Das Preisschild verrät dezent: Ganze 139 Mark hatten die Prachtstücke zuvor gekostet. Da weiß ich doch, was ich spare: vierundneunzig Mark! Mit den Auszeichnungen ist das ja eine Sache für sich. Geradezu „eine philosophische Frage“, wie mir nachmittags ein Geschäftsführer der Handelskammer am Telefon bereitwillig erläutert. Denn wenn jetzt 50 kostet, was früher 100 wert sein sollte - was heißt da Wert und was der Preis?
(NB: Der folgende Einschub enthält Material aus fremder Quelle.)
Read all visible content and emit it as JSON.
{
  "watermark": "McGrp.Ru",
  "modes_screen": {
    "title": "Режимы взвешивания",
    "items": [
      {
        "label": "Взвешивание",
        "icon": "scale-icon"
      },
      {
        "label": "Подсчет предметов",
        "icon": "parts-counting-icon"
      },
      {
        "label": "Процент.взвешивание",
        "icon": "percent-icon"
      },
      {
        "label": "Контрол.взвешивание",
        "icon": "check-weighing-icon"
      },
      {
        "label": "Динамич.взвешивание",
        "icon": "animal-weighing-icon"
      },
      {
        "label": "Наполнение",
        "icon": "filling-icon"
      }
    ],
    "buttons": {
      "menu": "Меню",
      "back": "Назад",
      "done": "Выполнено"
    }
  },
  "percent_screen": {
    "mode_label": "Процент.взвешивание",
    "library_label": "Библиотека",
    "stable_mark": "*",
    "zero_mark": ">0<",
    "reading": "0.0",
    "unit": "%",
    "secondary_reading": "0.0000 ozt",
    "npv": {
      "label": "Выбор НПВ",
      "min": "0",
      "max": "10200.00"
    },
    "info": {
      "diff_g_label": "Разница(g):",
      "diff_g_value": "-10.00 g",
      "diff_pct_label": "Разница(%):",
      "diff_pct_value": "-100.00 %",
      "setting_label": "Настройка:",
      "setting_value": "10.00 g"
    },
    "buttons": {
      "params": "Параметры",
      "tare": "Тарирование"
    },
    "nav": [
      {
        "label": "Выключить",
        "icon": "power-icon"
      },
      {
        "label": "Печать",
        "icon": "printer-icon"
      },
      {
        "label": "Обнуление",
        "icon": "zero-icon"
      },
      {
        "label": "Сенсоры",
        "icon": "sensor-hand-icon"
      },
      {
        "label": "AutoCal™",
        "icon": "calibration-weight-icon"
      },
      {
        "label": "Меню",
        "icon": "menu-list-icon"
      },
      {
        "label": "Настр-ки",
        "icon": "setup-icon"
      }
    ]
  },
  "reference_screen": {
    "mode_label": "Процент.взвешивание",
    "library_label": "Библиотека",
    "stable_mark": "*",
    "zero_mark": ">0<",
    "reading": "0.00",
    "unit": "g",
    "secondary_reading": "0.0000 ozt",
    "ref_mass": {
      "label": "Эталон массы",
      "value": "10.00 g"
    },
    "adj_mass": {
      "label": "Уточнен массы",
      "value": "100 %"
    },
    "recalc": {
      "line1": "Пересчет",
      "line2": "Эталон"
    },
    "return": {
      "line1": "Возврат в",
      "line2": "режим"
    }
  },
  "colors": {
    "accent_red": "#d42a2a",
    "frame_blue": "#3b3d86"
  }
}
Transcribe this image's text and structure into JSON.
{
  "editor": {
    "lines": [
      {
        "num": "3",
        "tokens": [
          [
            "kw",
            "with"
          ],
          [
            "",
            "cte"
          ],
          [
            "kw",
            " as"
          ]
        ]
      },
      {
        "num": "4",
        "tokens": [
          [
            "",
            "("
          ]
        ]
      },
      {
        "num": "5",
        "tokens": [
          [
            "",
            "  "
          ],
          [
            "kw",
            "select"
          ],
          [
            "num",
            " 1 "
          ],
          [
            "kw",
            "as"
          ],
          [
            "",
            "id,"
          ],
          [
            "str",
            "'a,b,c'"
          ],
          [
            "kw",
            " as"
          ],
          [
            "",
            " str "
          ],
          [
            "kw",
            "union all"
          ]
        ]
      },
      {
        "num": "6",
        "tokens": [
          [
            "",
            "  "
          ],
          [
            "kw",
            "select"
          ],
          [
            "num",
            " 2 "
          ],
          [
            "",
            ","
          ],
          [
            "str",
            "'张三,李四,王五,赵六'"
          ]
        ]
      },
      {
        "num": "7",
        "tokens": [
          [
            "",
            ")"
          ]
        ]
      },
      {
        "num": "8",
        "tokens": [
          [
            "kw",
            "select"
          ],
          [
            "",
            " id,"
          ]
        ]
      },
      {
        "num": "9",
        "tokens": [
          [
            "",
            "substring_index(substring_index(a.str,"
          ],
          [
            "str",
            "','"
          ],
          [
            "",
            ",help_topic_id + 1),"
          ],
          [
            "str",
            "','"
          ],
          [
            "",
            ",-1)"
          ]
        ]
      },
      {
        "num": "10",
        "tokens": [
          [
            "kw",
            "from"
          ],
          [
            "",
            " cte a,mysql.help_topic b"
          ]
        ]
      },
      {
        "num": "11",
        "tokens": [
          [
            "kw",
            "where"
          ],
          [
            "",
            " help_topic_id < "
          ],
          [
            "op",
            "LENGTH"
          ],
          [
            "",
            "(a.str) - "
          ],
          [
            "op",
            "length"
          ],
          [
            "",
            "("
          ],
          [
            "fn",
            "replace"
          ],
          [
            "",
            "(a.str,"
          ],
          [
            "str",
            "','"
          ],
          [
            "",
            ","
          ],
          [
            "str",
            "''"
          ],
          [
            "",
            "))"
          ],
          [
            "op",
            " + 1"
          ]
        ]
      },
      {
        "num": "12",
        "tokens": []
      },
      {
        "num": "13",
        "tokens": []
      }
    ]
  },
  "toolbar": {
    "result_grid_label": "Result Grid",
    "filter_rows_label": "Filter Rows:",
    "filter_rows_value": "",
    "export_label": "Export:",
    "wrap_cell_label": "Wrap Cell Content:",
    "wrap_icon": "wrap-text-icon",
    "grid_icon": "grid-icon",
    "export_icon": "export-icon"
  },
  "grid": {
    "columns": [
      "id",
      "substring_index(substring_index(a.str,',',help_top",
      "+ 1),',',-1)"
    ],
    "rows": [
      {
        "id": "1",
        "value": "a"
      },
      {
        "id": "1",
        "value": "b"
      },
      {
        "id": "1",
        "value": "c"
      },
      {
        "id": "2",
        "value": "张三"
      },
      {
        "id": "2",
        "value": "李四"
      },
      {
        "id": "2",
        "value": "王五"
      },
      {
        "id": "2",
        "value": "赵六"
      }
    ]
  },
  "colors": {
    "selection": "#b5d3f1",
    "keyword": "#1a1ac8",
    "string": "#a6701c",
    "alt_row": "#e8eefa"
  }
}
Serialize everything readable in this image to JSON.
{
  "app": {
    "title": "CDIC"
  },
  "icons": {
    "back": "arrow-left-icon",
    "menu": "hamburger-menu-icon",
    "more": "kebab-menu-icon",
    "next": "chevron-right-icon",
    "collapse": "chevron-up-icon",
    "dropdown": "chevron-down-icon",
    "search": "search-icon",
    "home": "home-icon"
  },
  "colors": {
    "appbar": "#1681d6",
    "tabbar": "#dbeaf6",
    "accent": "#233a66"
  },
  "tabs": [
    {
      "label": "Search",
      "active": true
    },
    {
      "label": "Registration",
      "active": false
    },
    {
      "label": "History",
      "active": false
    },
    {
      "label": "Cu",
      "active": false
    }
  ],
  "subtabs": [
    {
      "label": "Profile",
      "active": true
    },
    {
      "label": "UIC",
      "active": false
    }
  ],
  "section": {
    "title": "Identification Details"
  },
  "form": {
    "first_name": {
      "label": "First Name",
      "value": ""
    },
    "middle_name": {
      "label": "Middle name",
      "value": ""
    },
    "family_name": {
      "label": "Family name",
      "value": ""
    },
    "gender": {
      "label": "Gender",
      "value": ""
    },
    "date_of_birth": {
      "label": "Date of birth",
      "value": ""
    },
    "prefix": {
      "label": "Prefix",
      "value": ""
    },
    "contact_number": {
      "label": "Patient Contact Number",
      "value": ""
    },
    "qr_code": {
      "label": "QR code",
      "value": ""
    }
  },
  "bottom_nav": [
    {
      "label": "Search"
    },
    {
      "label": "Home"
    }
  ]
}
Ganz und gar verboten ist und war es immer schon, in Anzeigen oder im

Schaufenster mit dem (durchgestrichenen) alten Preis zu werben. Weil das nämlich erstens suggestiv ist und zweitens mißbräuchlich. Da sollen doch zum Beispiel Orientteppich -HändlerInnen einen 20.000er auf 40.000 gesetzt haben, um stolze 50 Prozent Rabatt zu gewähren. Aber an den Einzelstücken selbst darf nach wie vor alt und neu dranstehen. Und das „Schilderwald-Urteil“ des Bundes -Gerichtshofs hat seit Januar 1987 für völlige Verwirrung gesorgt: In einer Fülle von Schildern darf auch schon mal das eine oder andere mit Vergleichswerbung sein. Und ganz verrückt ist die Regelung mit den Prozenten: Mit „50% reduziert“ zu werben ist verboten, weil man das nämlich nachrechnen kann. Aber „bis zu 50% Nachlässe“ ist erlaubt, weil hinreichend unklar. „Nicht besonders gelungen, beziehungsweise klar mißlungen“ findet Herr Krauß von der Handelskammer das zu Recht.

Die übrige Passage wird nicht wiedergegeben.